Colocando a mão na maçaneta, ele a girou e empurrou para revelar o nevoeiro cinza-escuro de onde tinha vindo. Além dele, estava o apartamento familiar em que ele vivia há tanto tempo.

Mas desta vez ele não atravessou. Em vez disso, fechou a porta e a puxou, revelando os aposentos do capitão. Lá dentro, havia uma cabine mal iluminada, com tapeçarias requintadas penduradas nas paredes, uma prateleira cheia de ornamentos e uma grande mesa de mapas no centro, sobre um tapete bordô.

 

Era assim que a “porta” funcionava. Empurrá-la levava de volta ao apartamento, enquanto puxá-la dava acesso ao quarto do capitão – esta última sendo a norma.

Após entrar nos aposentos do capitão, ele olhou habitualmente para a esquerda, onde um espelho de altura humana estava fixado à parede. Lá, refletia-se claramente a aparência atual de “Zhou Ming”.

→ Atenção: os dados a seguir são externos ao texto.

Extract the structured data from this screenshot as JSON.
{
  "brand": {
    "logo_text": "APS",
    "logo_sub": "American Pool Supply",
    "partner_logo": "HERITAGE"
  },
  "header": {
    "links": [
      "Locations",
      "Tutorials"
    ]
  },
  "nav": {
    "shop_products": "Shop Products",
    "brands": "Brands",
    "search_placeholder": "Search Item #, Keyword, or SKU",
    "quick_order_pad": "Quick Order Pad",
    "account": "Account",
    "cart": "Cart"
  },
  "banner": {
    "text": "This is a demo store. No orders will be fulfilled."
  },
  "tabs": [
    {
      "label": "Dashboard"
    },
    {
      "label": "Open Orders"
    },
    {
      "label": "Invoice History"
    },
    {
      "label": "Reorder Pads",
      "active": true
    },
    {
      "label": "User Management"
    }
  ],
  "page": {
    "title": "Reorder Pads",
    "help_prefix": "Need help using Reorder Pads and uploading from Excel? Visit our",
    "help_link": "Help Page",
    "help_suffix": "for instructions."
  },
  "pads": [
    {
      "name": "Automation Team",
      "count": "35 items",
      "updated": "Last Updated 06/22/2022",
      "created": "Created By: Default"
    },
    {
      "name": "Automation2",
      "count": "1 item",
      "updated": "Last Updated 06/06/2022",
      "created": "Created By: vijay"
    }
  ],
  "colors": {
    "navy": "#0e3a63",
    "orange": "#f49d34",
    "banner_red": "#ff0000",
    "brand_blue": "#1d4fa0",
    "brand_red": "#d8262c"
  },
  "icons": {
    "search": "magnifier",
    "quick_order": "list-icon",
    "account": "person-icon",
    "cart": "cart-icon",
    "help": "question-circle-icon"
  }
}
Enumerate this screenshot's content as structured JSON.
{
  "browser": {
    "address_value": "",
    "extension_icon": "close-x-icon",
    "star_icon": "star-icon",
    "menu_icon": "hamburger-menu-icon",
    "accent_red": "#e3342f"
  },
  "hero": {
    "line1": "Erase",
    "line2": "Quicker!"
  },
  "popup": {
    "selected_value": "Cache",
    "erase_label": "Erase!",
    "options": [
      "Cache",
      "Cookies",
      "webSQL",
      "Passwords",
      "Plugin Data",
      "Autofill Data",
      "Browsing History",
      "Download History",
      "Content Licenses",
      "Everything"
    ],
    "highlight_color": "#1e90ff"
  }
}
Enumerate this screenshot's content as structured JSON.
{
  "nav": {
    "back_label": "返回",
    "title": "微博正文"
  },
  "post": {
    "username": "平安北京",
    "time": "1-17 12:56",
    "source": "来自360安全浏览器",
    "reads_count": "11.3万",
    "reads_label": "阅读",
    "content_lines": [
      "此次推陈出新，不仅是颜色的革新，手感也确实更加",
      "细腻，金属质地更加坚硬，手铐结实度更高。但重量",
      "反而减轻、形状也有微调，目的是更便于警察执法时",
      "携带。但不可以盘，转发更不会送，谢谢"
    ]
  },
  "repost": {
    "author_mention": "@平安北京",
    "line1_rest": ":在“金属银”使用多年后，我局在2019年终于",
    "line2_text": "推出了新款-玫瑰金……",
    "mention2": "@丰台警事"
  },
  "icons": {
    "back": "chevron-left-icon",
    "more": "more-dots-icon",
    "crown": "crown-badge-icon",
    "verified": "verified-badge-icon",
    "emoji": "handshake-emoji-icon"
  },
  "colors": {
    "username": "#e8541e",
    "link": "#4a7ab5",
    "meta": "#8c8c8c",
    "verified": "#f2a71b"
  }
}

Era um homem alto, com cabelos pretos e espessos, uma barba curta e majestosa, cavidades oculares profundas e uma expressão que exigia respeito. Apesar de já ter mais de quarenta anos, sua aparência viril confundia sua idade real, fazendo com que fosse facilmente confundido com alguém mais jovem.

Afrouxando o colarinho em volta do pescoço, ele fez uma careta boba para o espelho. Infelizmente, a aparência desse novo eu não combinava com um semblante amigável; ele parecia mais um serial killer psicopata.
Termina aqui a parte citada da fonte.